Recently, I started reviewing messages found in the corporate spam box, setup for people to alert us on any phishy messages getting past the spam filters, in an attempt to automatically analyze new phishing links.
Fortunately, or unfortunately (depending on where you sit), Proofpoint offers a service to a block links to malicious and suspicious sites. This service rewrites the suspect URL in each email with a link that redirects through the Proofpoint URL Defense system. A parameter of this new URL is the encoded version of the suspect link.
The challenge was to decode the URL parameter from Proofpoint and return it to its original format. This is for two purposes, first and formost, this allows me to not get blocked by URL Defense and second, it prevents skewed results.
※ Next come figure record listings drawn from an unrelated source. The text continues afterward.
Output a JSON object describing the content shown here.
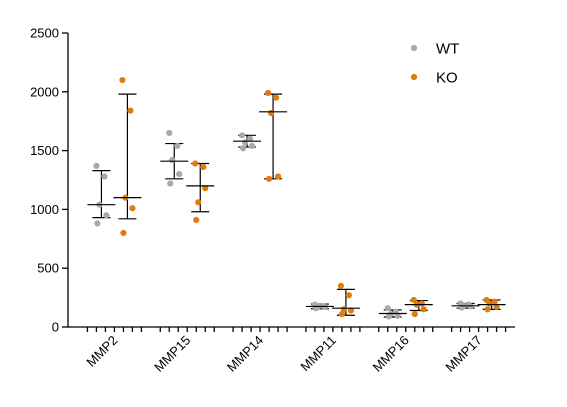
{
  "chart_data": {
    "type": "scatter",
    "title": "",
    "xlabel": "",
    "ylabel": "",
    "ylim": [
      0,
      2500
    ],
    "yticks": [
      0,
      500,
      1000,
      1500,
      2000,
      2500
    ],
    "categories": [
      "MMP2",
      "MMP15",
      "MMP14",
      "MMP11",
      "MMP16",
      "MMP17"
    ],
    "legend_position": "top-right",
    "grid": false,
    "series": [
      {
        "name": "WT",
        "color": "#a9a9a9",
        "marker": "circle",
        "points": [
          [
            1370,
            1280,
            1040,
            950,
            880
          ],
          [
            1650,
            1540,
            1420,
            1300,
            1220
          ],
          [
            1630,
            1600,
            1570,
            1540,
            1520
          ],
          [
            190,
            180,
            175,
            170,
            160
          ],
          [
            160,
            130,
            110,
            95,
            90
          ],
          [
            200,
            190,
            180,
            175,
            165
          ]
        ],
        "center": [
          1040,
          1410,
          1580,
          175,
          115,
          180
        ],
        "error": [
          [
            930,
            1330
          ],
          [
            1260,
            1560
          ],
          [
            1530,
            1630
          ],
          [
            155,
            195
          ],
          [
            85,
            145
          ],
          [
            160,
            200
          ]
        ]
      },
      {
        "name": "KO",
        "color": "#e07b0f",
        "marker": "circle",
        "points": [
          [
            2100,
            1840,
            1100,
            1010,
            800
          ],
          [
            1390,
            1360,
            1060,
            1180,
            910
          ],
          [
            1990,
            1950,
            1820,
            1280,
            1260
          ],
          [
            350,
            270,
            150,
            140,
            110
          ],
          [
            230,
            200,
            190,
            150,
            110
          ],
          [
            230,
            215,
            200,
            170,
            150
          ]
        ],
        "center": [
          1100,
          1200,
          1830,
          160,
          190,
          190
        ],
        "error": [
          [
            920,
            1980
          ],
          [
            980,
            1390
          ],
          [
            1260,
            1980
          ],
          [
            100,
            320
          ],
          [
            140,
            225
          ],
          [
            150,
            230
          ]
        ]
      }
    ]
  }
}
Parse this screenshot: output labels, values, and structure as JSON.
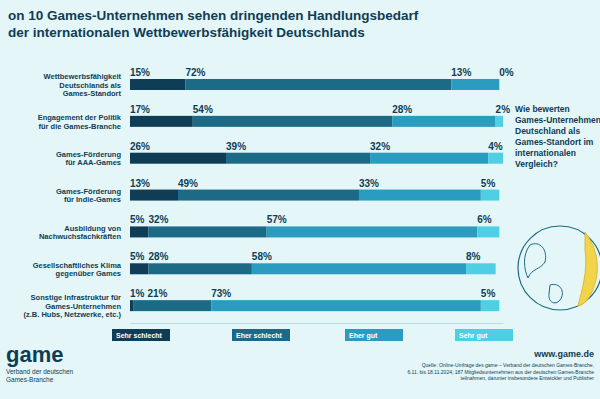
{
  "chart_data": {
    "type": "bar",
    "orientation": "horizontal",
    "stacked": true,
    "data_labels": true,
    "tick_labels": false,
    "grid": false,
    "legend": "bottom",
    "title": "on 10 Games-Unternehmen sehen dringenden Handlungsbedarf\nder internationalen Wettbewerbsfähigkeit Deutschlands",
    "annotations": [
      "Wie bewerten\nGames-Unternehmen\nDeutschland als\nGames-Standort im\ninternationalen\nVergleich?"
    ],
    "categories": [
      "Wettbewerbsfähigkeit\nDeutschlands als\nGames-Standort",
      "Engagement der Politik\nfür die Games-Branche",
      "Games-Förderung\nfür AAA-Games",
      "Games-Förderung\nfür Indie-Games",
      "Ausbildung von\nNachwuchsfachkräften",
      "Gesellschaftliches Klima\ngegenüber Games",
      "Sonstige Infrastruktur für\nGames-Unternehmen\n(z.B. Hubs, Netzwerke, etc.)"
    ],
    "xlim": [
      0,
      101
    ],
    "series": [
      {
        "name": "Sehr schlecht",
        "color": "#0f3d56",
        "values": [
          15,
          17,
          26,
          13,
          5,
          5,
          1
        ],
        "value_labels": [
          "15%",
          "17%",
          "26%",
          "13%",
          "5%",
          "5%",
          "1%"
        ]
      },
      {
        "name": "Eher schlecht",
        "color": "#1d6a87",
        "values": [
          72,
          54,
          39,
          49,
          32,
          28,
          21
        ],
        "value_labels": [
          "72%",
          "54%",
          "39%",
          "49%",
          "32%",
          "28%",
          "21%"
        ]
      },
      {
        "name": "Eher gut",
        "color": "#2a9cbf",
        "values": [
          13,
          28,
          32,
          33,
          57,
          58,
          73
        ],
        "value_labels": [
          "13%",
          "28%",
          "32%",
          "33%",
          "57%",
          "58%",
          "73%"
        ]
      },
      {
        "name": "Sehr gut",
        "color": "#4fcfe3",
        "values": [
          0,
          2,
          4,
          5,
          6,
          8,
          5
        ],
        "value_labels": [
          "0%",
          "2%",
          "4%",
          "5%",
          "6%",
          "8%",
          "5%"
        ]
      }
    ]
  },
  "footer": {
    "logo": "game",
    "logo_text": "Verband der deutschen\nGames-Branche",
    "url": "www.game.de",
    "source": "Quelle: Online-Umfrage des game – Verband der deutschen Games-Branche,\n6.11. bis 18.11.2024; 187 Mitgliedsunternehmen aus der deutschen Games-Branche\nteilnahmen, darunter insbesondere Entwickler und Publisher"
  }
}
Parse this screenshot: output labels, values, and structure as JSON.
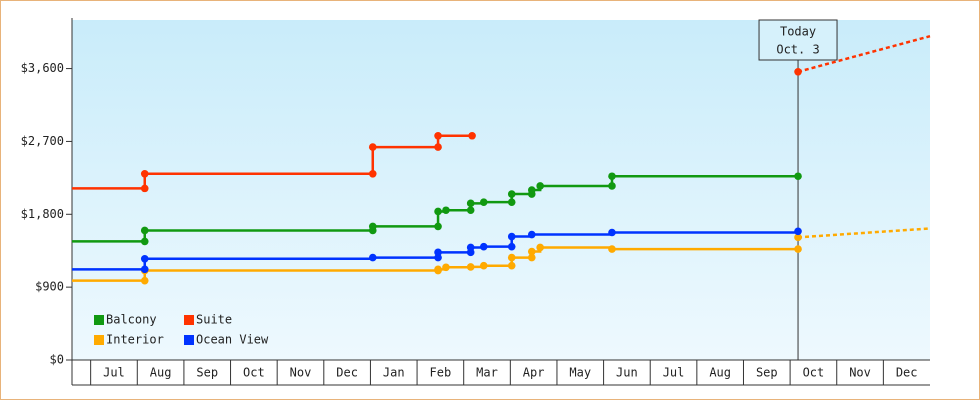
{
  "chart_data": {
    "type": "step-line",
    "xlim": [
      0.6,
      19
    ],
    "ylim": [
      0,
      4200
    ],
    "yticks": [
      {
        "value": 0,
        "label": "$0"
      },
      {
        "value": 900,
        "label": "$900"
      },
      {
        "value": 1800,
        "label": "$1,800"
      },
      {
        "value": 2700,
        "label": "$2,700"
      },
      {
        "value": 3600,
        "label": "$3,600"
      }
    ],
    "xticks": [
      {
        "value": 1.5,
        "label": "Jul"
      },
      {
        "value": 2.5,
        "label": "Aug"
      },
      {
        "value": 3.5,
        "label": "Sep"
      },
      {
        "value": 4.5,
        "label": "Oct"
      },
      {
        "value": 5.5,
        "label": "Nov"
      },
      {
        "value": 6.5,
        "label": "Dec"
      },
      {
        "value": 7.5,
        "label": "Jan"
      },
      {
        "value": 8.5,
        "label": "Feb"
      },
      {
        "value": 9.5,
        "label": "Mar"
      },
      {
        "value": 10.5,
        "label": "Apr"
      },
      {
        "value": 11.5,
        "label": "May"
      },
      {
        "value": 12.5,
        "label": "Jun"
      },
      {
        "value": 13.5,
        "label": "Jul"
      },
      {
        "value": 14.5,
        "label": "Aug"
      },
      {
        "value": 15.5,
        "label": "Sep"
      },
      {
        "value": 16.5,
        "label": "Oct"
      },
      {
        "value": 17.5,
        "label": "Nov"
      },
      {
        "value": 18.5,
        "label": "Dec"
      }
    ],
    "annotation": {
      "x": 16.17,
      "lines": [
        "Today",
        "Oct. 3"
      ]
    },
    "series": [
      {
        "name": "Balcony",
        "color": "#119911",
        "x": [
          0.6,
          2.16,
          2.16,
          7.05,
          7.05,
          8.45,
          8.45,
          8.62,
          9.15,
          9.15,
          9.43,
          10.03,
          10.03,
          10.46,
          10.46,
          10.64,
          12.18,
          12.18,
          16.17
        ],
        "values": [
          1465,
          1465,
          1600,
          1600,
          1650,
          1650,
          1835,
          1850,
          1850,
          1935,
          1950,
          1950,
          2050,
          2050,
          2100,
          2150,
          2150,
          2270,
          2270
        ]
      },
      {
        "name": "Suite",
        "color": "#ff3300",
        "x": [
          0.6,
          2.16,
          2.16,
          7.05,
          7.05,
          8.45,
          8.45,
          9.18,
          null,
          16.17
        ],
        "values": [
          2120,
          2120,
          2300,
          2300,
          2630,
          2630,
          2770,
          2770,
          null,
          3560
        ],
        "projection": {
          "x": [
            16.17,
            19
          ],
          "values": [
            3560,
            4000
          ]
        }
      },
      {
        "name": "Interior",
        "color": "#ffaa00",
        "x": [
          0.6,
          2.16,
          2.16,
          8.45,
          8.45,
          8.62,
          9.15,
          9.43,
          10.03,
          10.03,
          10.46,
          10.46,
          10.64,
          12.18,
          16.17,
          null,
          16.17
        ],
        "values": [
          980,
          980,
          1105,
          1105,
          1120,
          1145,
          1150,
          1165,
          1165,
          1265,
          1265,
          1340,
          1390,
          1370,
          1370,
          null,
          1515
        ],
        "projection": {
          "x": [
            16.17,
            19
          ],
          "values": [
            1515,
            1625
          ]
        }
      },
      {
        "name": "Ocean View",
        "color": "#0033ff",
        "x": [
          0.6,
          2.16,
          2.16,
          7.05,
          8.45,
          8.45,
          9.15,
          9.15,
          9.43,
          10.03,
          10.03,
          10.46,
          12.18,
          16.17
        ],
        "values": [
          1120,
          1120,
          1250,
          1265,
          1265,
          1330,
          1330,
          1390,
          1400,
          1400,
          1525,
          1550,
          1575,
          1590
        ]
      }
    ]
  }
}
Another interesting aspect of URL Defense is in the real-time alerts. These alerts contain information around who clicked the suspect link, from where and which link. Proofpoint is tricky how they include the suspect URL. They insert zero width space (Unicode: \u200b) between each character, basically invalidating the link. You know, for safety.
Thankfully, Warren Raquel had already written some code to decode the suspect link parameter of the rewritten URL, I simply scriptified his code, and added removal of those funky zero width spaces.
Modified ppdecode https://github.com/alxhrck/other_scripts/blob/master/ppdecode.py
Original ppdecode https://github.com/warquel/ppdecode